'Border Cooking' Simmers Close to the Home Ranch

Dishes of the Southwest, northern Mexico stick to basics

THE BORDER COOKBOOK

By Cheryl Alters Jamison and Bill Jamison, Harvard Common Press, 500 pp., $14.95

If the ''ito'' of burrito indicates the diminutive of something larger, then calling the shredded beef wrapped in a flour tortilla they serve at Roberto's restaurants here a ''burrito'' is a real misnomer.

As they say in Arizona, this is one burro. It's simple - no light and dark sauces meticulously swirled by fork tong beneath the main event - it's tasty, it's hearty, and it is big. Big enough, for all but perhaps the most ravenous, to make a meal.

As such, Roberto's burrito is also the essence of border cooking - as in the US-Mexico border - as seen by Cheryl and Bill Jamison, two recognized authorities on the cooking of the American Southwest. The Jamisons are Santa Fe, N.M.-based cookbook and travel writers who in the past wowed food lovers with the award-winning ''Texas Home Cooking'' and ''Smoke & Spice'' cookbooks and have now come out with ''The Border Cookbook.'' This latest book casts a new light on the ''authentic home cooking of the American Southwest and Northern Mexico.''

What sets border cooking apart for the Jamisons is the way it remains true to its roots. Whereas Southwest cuisine is influenced by everything from French sauces to Asian spices, Mr. Jamison says, what he calls ''border cooking'' sticks to the basics - beef, cheese, chiles, beans, corn, flour tortillas - of the simple but hearty ranch cooking it comes from.

And while Southwest cuisine is now most notably practiced by cooks from outside the region, Jamison adds, border cooking is still at its best in the home or, short of that, in the unpretentious cafes and restaurants that have sprung from someone's home cooking.

Roberto's is one example of that leap. What started with Roberto Robledo's wife selling homemade tortillas in San Ysidro, Calif., has grown to more than 50 Roberto's restaurants in San Diego and southern Nevada.

The Jamisons' book is not just a collection of recipes, but also a guide to food of the border region. Filled with tips on where to find some of the best examples of the dishes it features, the book becomes a worthwhile companion to any food enthusiast traveling the border region.

It's thanks to the book that this writer found Roberto's machaca (shredded meat) breakfast burro - er, burrito - for example.

What led to the book was the Jamisons' realization that authentic Southwest cooking and what Mexicans call Norteno cooking have more in common with each other than with the cuisines of the rest of their respective countries.

''Norteno cooking is much less sophisticated, uses fewer ingredients, and depends on more basic preparation than the cuisine of central and southern Mexico,'' Jamison says.

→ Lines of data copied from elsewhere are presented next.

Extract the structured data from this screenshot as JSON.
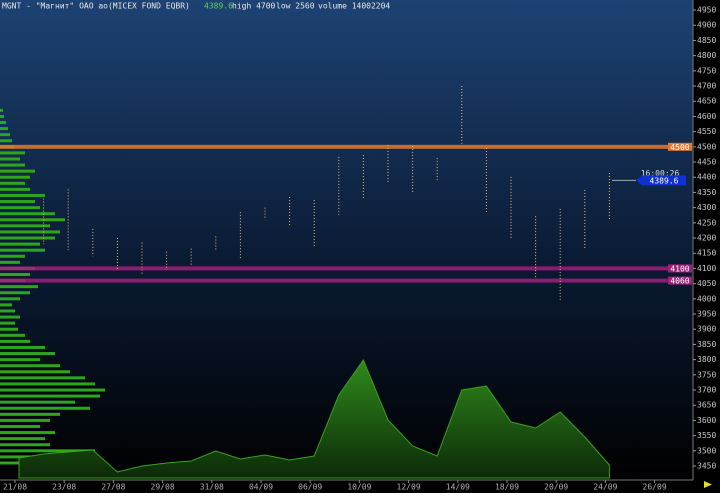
{
  "chart_data": {
    "type": "candle",
    "title": "MGNT - \"Магнит\" ОАО ао(MICEX FOND EQBR)",
    "last": "4389.6",
    "high_label": "high 4700",
    "low_label": "low 2560",
    "volume_label": "volume 14002204",
    "time": "16:00:26",
    "categories": [
      "21/08",
      null,
      "23/08",
      null,
      "27/08",
      null,
      "29/08",
      null,
      "31/08",
      null,
      "04/09",
      null,
      "06/09",
      null,
      "10/09",
      null,
      "12/09",
      null,
      "14/09",
      null,
      "18/09",
      null,
      "20/09",
      null,
      "24/09",
      null,
      "26/09"
    ],
    "high": [
      null,
      4330,
      4360,
      4230,
      4200,
      4185,
      4155,
      4165,
      4205,
      4285,
      4300,
      4335,
      4325,
      4467,
      4473,
      4506,
      4503,
      4463,
      4700,
      4496,
      4401,
      4272,
      4296,
      4358,
      4414,
      null,
      null
    ],
    "low": [
      null,
      4180,
      4160,
      4140,
      4095,
      4080,
      4095,
      4110,
      4160,
      4130,
      4260,
      4243,
      4167,
      4276,
      4328,
      4384,
      4348,
      4388,
      4510,
      4286,
      4194,
      4069,
      3990,
      4161,
      4259,
      null,
      null
    ],
    "candle_color": "#e8c070",
    "volume": [
      200000,
      240000,
      260000,
      280000,
      60000,
      120000,
      150000,
      170000,
      270000,
      190000,
      230000,
      180000,
      220000,
      830000,
      1180000,
      580000,
      320000,
      220000,
      880000,
      920000,
      560000,
      500000,
      660000,
      410000,
      130000,
      null,
      null
    ],
    "volume_ylim": [
      0,
      1500000
    ],
    "volume_color": "#2f8a1c",
    "profile_prices": [
      3460,
      3480,
      3500,
      3520,
      3540,
      3560,
      3580,
      3600,
      3620,
      3640,
      3660,
      3680,
      3700,
      3720,
      3740,
      3760,
      3780,
      3800,
      3820,
      3840,
      3860,
      3880,
      3900,
      3920,
      3940,
      3960,
      3980,
      4000,
      4020,
      4040,
      4060,
      4080,
      4100,
      4120,
      4140,
      4160,
      4180,
      4200,
      4220,
      4240,
      4260,
      4280,
      4300,
      4320,
      4340,
      4360,
      4380,
      4400,
      4420,
      4440,
      4460,
      4480,
      4500,
      4520,
      4540,
      4560,
      4580,
      4600,
      4620
    ],
    "profile_volumes": [
      175000,
      137500,
      237500,
      125000,
      112500,
      137500,
      100000,
      125000,
      150000,
      225000,
      187500,
      250000,
      262500,
      237500,
      212500,
      175000,
      150000,
      100000,
      137500,
      112500,
      75000,
      62500,
      45000,
      37500,
      50000,
      37500,
      30000,
      50000,
      75000,
      95000,
      62500,
      75000,
      87500,
      50000,
      62500,
      112500,
      100000,
      137500,
      150000,
      125000,
      162500,
      137500,
      100000,
      87500,
      112500,
      75000,
      62500,
      75000,
      87500,
      62500,
      50000,
      62500,
      37500,
      30000,
      25000,
      20000,
      15000,
      10000,
      7500
    ],
    "profile_xlim": [
      0,
      400000
    ],
    "profile_color": "#2fa51c",
    "levels": [
      {
        "value": 4500,
        "color": "#e8782a"
      },
      {
        "value": 4100,
        "color": "#a0207a"
      },
      {
        "value": 4060,
        "color": "#a0207a"
      }
    ],
    "ylim": [
      3404,
      4983
    ],
    "yticks": [
      3450,
      3500,
      3550,
      3600,
      3650,
      3700,
      3750,
      3800,
      3850,
      3900,
      3950,
      4000,
      4050,
      4100,
      4150,
      4200,
      4250,
      4300,
      4350,
      4400,
      4450,
      4500,
      4550,
      4600,
      4650,
      4700,
      4750,
      4800,
      4850,
      4900,
      4950
    ]
  }
}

Yet what also makes the border region a likely topic for a cookbook is its tremendous variety. The basics hold from Texas and Tamaulipas to southern California and Baja California, Jamison says, but it's hard to get bored with food that shifts from Texas's just-meat (no beans) chili to New Mexico's rich use of chiles - brought north by Spanish conquistadors, themselves recent but enthusiastic converts to the spicy peppers.

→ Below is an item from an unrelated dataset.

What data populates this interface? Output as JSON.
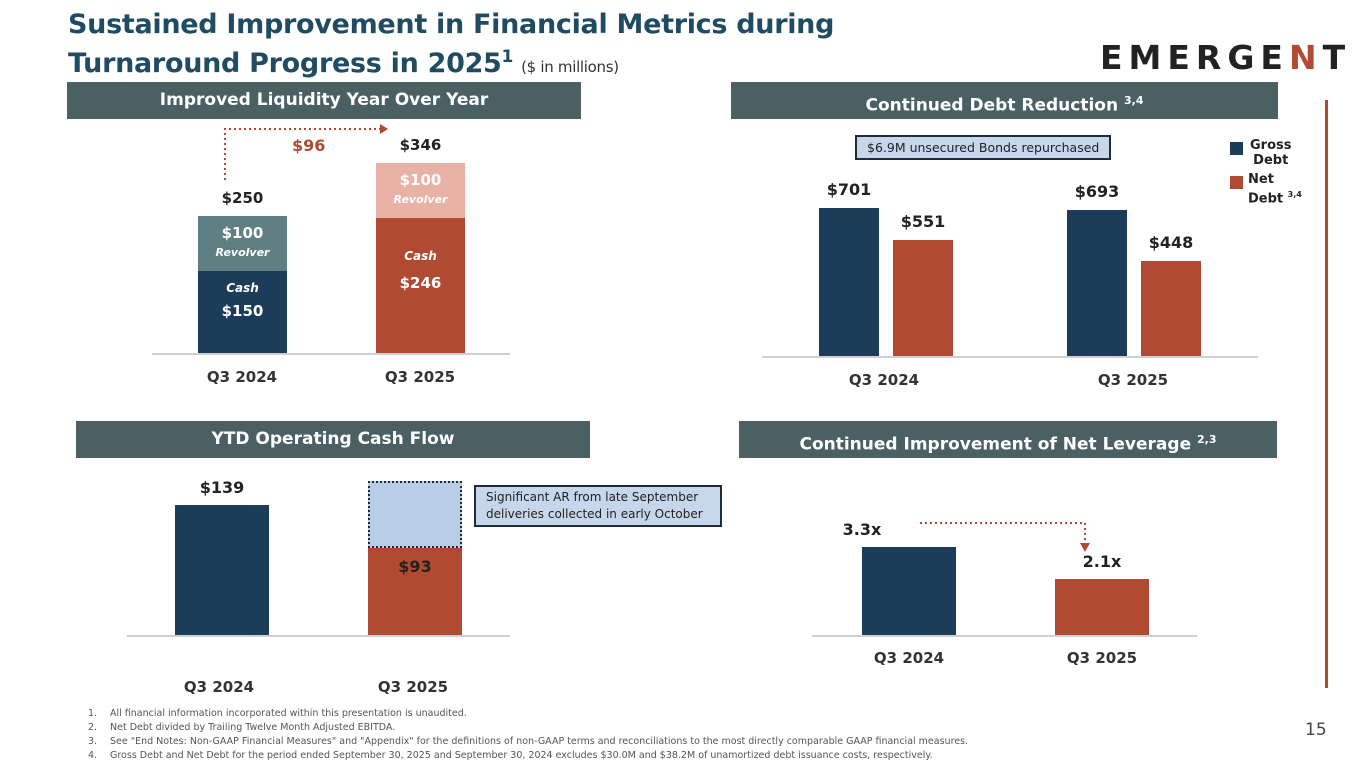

Then there are the chimichangas - a deep-fried burrito the Jamisons consider Arizona's most notable contribution to border cooking, Sonora's big flour tortillas, and the huge, tasty shrimp of Baja California, brush- ed perhaps with a chile sauce.

''The Border Cookbook'' is all the more interesting because it comes out at a time when the US, for reasons largely tied to economic fears and electoral politics, seems to be busy denying that the border is one region that includes parts of two countries.

The first intent in writing ''The Border Cookbook'' was certainly not to make a political statement. Jamison says he doubts all the fence-building and border-closing fervor on the US side will affect the contact and communication that have given the region its distinctive cooking.

Well into the 19th century, the Southwest and northern Mexico really were one, Jamison notes, and the region's cooking still reflects that.

''I'm sure the cross-fertilization will continue, but I also have to think it will be difficult for this [anti-open-border climate] not to have an effect. On the other hand, I see NAFTA continuing,'' he adds, ''with all the potential for trade and exchange, including food, that an agreement like that entails.''

The Jamisons will be watching the border's evolution as they research their cookbooks and write their travel guides. And true to their region, they'll be doing a lot of home cooking.